In August 2005, the new editor-in-chief of GRL, Jay Famiglietti of UC, Irvine, took over control of our file after two comments, including one by Ammann (UCAR) and Wahl had been rejected by the previous editor. This is discussed here . He gave an interview to Environmental Science & Technology here in which he was reported as follows:
Famiglietti, editor-in-chief of GRL, says that because the McIntyre paper generated a total of four letters, an abnormally high number, he will personally supervise their acceptance. He says that the letters differ in their specific criticisms and adds that he is ignoring the political controversy and focusing on the science.
At the time, two of the four comments had been already rejected. Both were taken out of the garbage can. Famiglietti then dealt with them outside AGU policies for comments. I posted our Reply to Ritson here . There have been some further developments regarding the Ritson Comment, about which Famiglietti informed us in a reply marked as confidential. I’m not sure that merely marking the reply as confidential makes it confidential, but that’s a different issue. We asked Famiglirtti for an on-the-record response, pointing out that he already commented to ES&T . His reply was as follows:
Sorry, I will decline making any comment for the record regarding the Ritson comment.
If he doesn’t want to comment on the record, you’d think that he would have thought about this before talking to ES&T. At some point, people will draw their own conclusions about the state of the Ritson Comment.
In my opinion, the revival of the Ritson Comment was, to some extent, a stalking-horse for reviving the rejected Ammann and Wahl comment, where UCAR has been hanging out with their press release, which announced the submission, but not the subsequent rejection. This has reared its ugly head again. This is very unlike the von Storch-Zorita comment or the Huybers comment, where the authors disagree in good faith. I think that their criticisms are wrong, but everyone seems to behave like human beings and we’ll be seeing one another at AGU.

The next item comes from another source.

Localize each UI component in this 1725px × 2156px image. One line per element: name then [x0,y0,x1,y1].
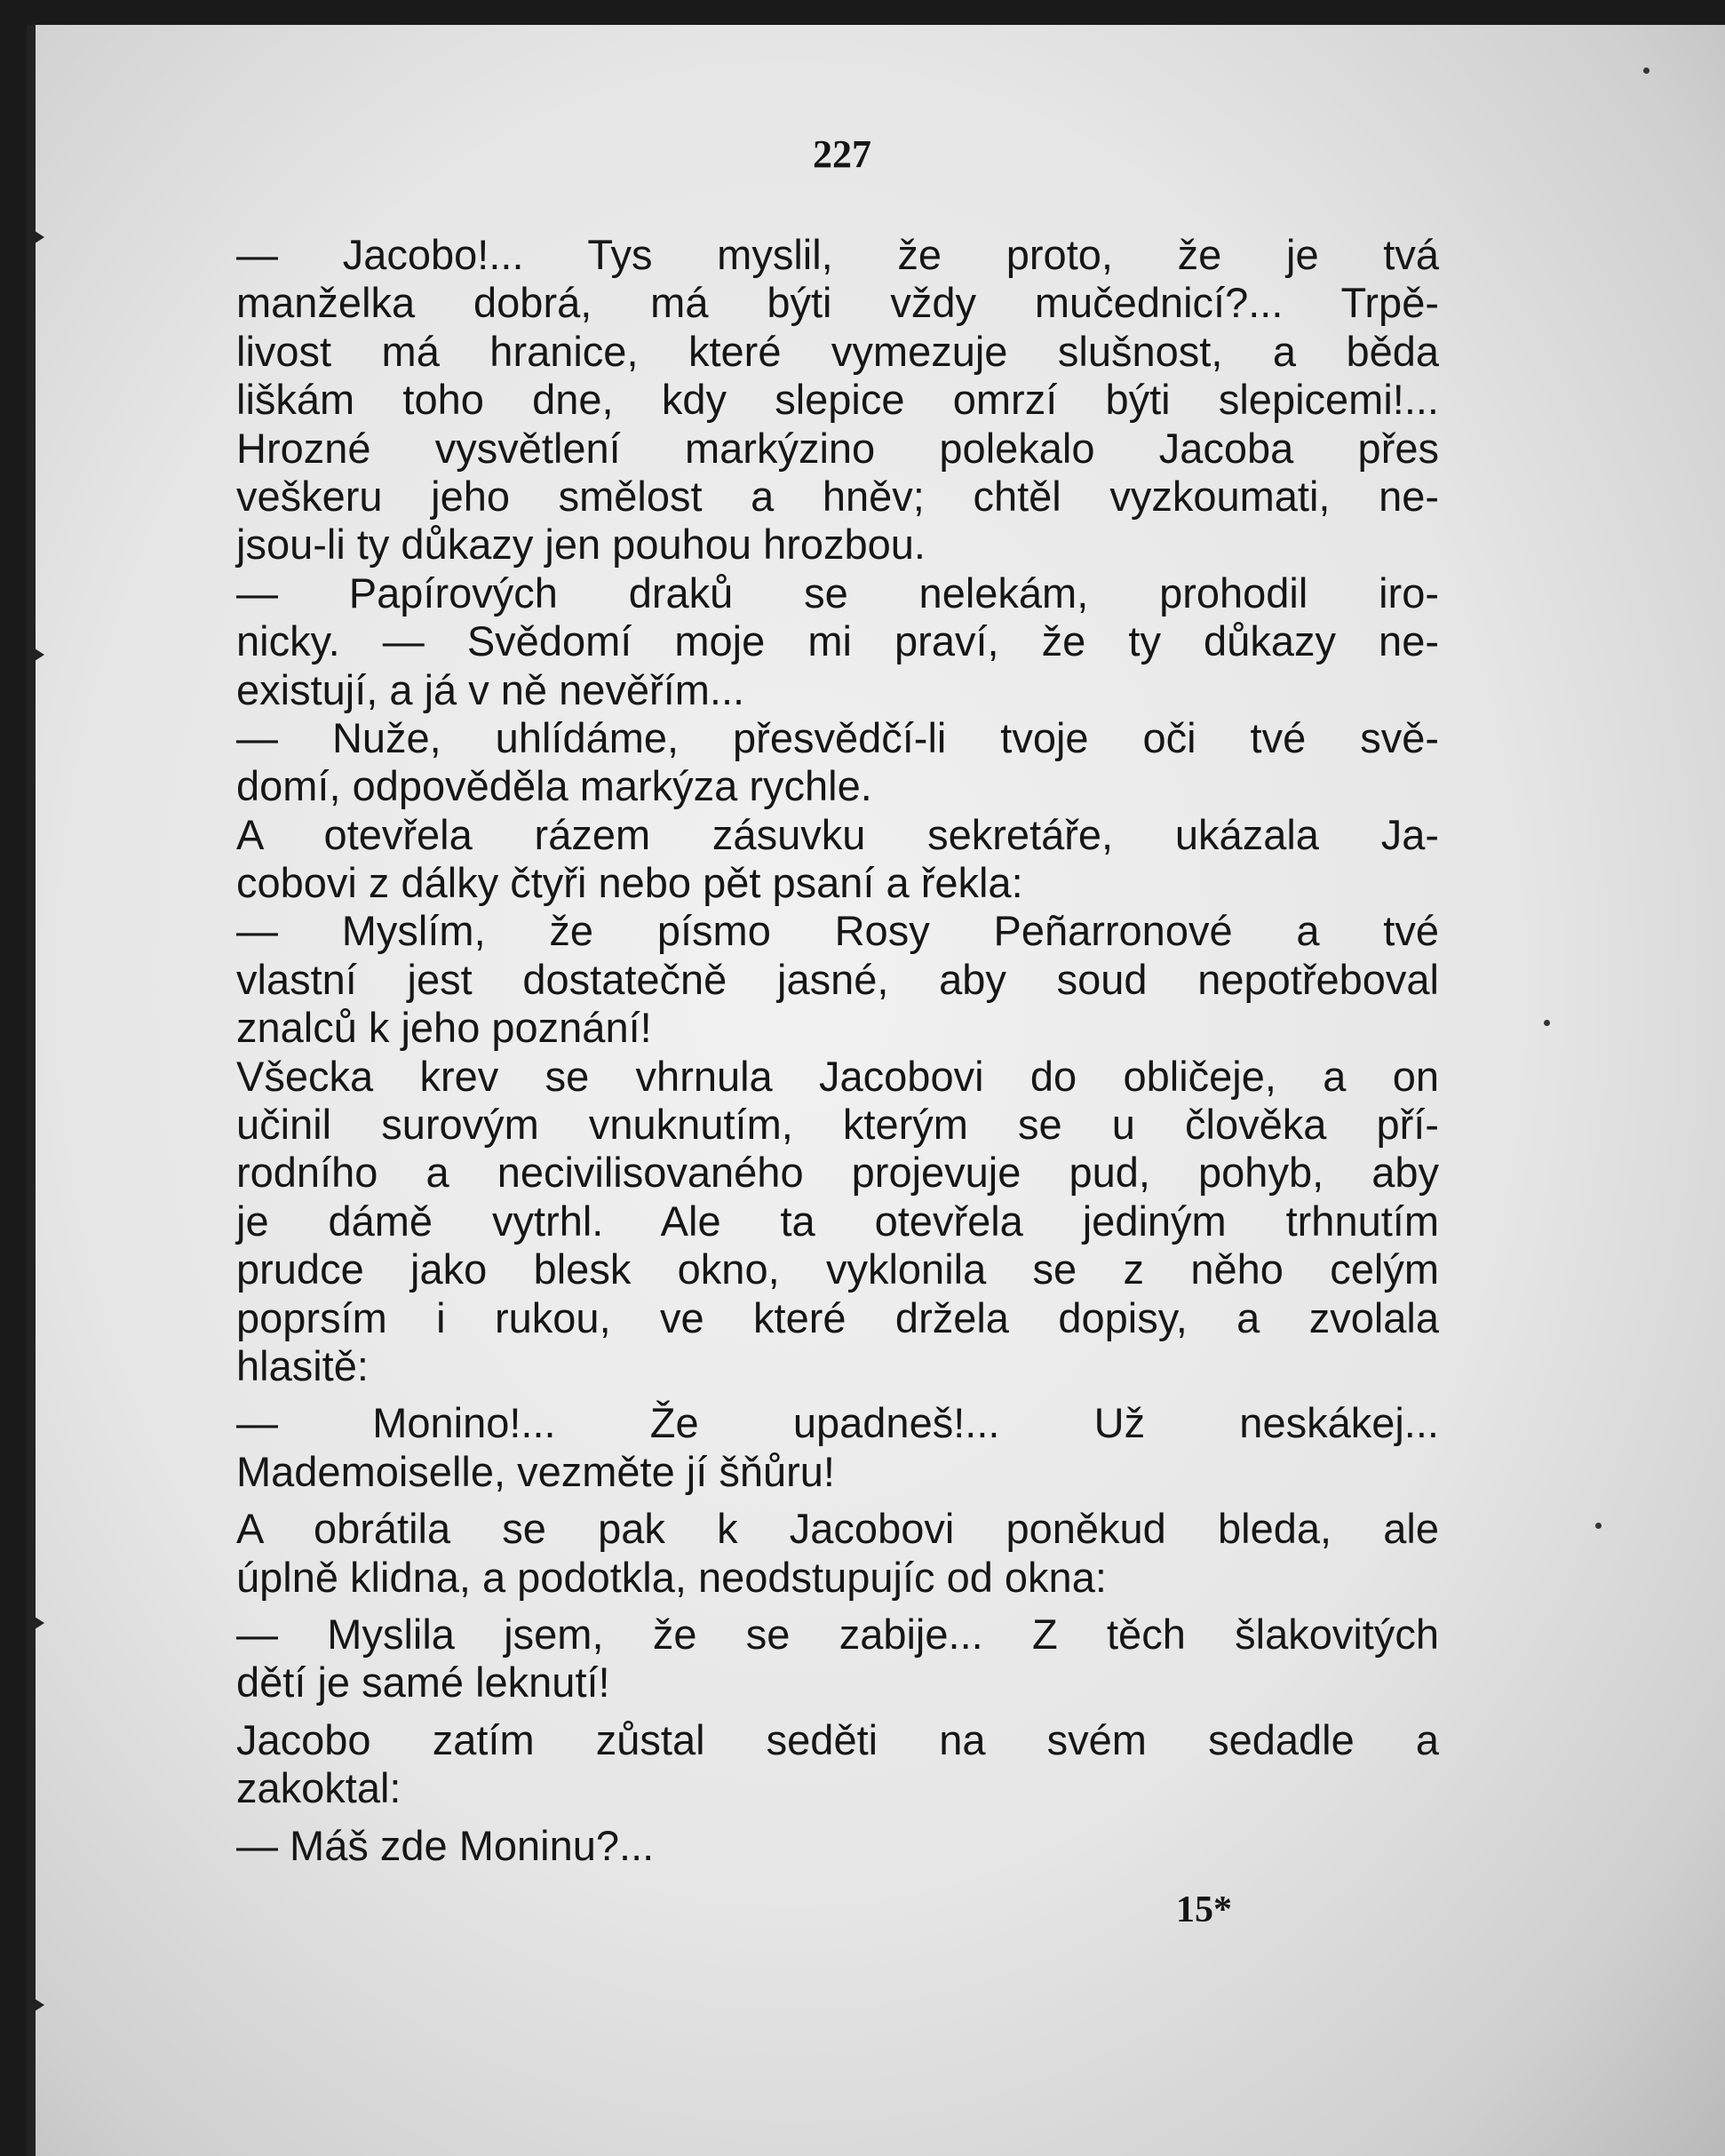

I haven’t seen the Ammann-Wahl GRL re-submission yet. I assume that they have again withheld the adverse cross-validation statistics, as they did in their Climatic Change submission and their previously rejected GRL submission. I find their continued and intentional withholding of cross-validation statistics to be extremely objectionable. It irritates me that any journal would proceed with reviewing their Comments as long as they withhold this information. It was bad enough the first time when Mann withheld the information from Nature, but it’s farcical for GRL to even think of acquiescing in this a second time or to proceed with a review as long as this information is withheld. We’ll see what happens.
I also don’t think that Ammann and Wahl will find that it is professionally a good idea to re-submit an article where they have intentionally withheld relevant and adverse cross-validation statistics, but that’s their decision. I can’t imagine that they have fully thought through the consequences of this decision, which are not going to be pretty, or else they wouldn’t have done it. I would certainly urge them to immediately and publicly report all cross-validation statistics, including the R2 statistic.
Wall Street Journal, Dec. 10, 2005
The Wall Street Journal mentioned us editorially yesterday here . While it’s nice to be mentioned, they incorrectly say the following:
Readers of this blog know that we made no such claim about the MWP. We have repeatedly made it clear that we offer no alternative reconstruction of past climate. We merely demonstrated many flaws in the data and methods of MBH and stated that MBH claims that their reconstruction demonstrated 20th century uniqueness with robustness and statistical skill were invalid – a different and more nuanced assertion than attributed to us by WSJ.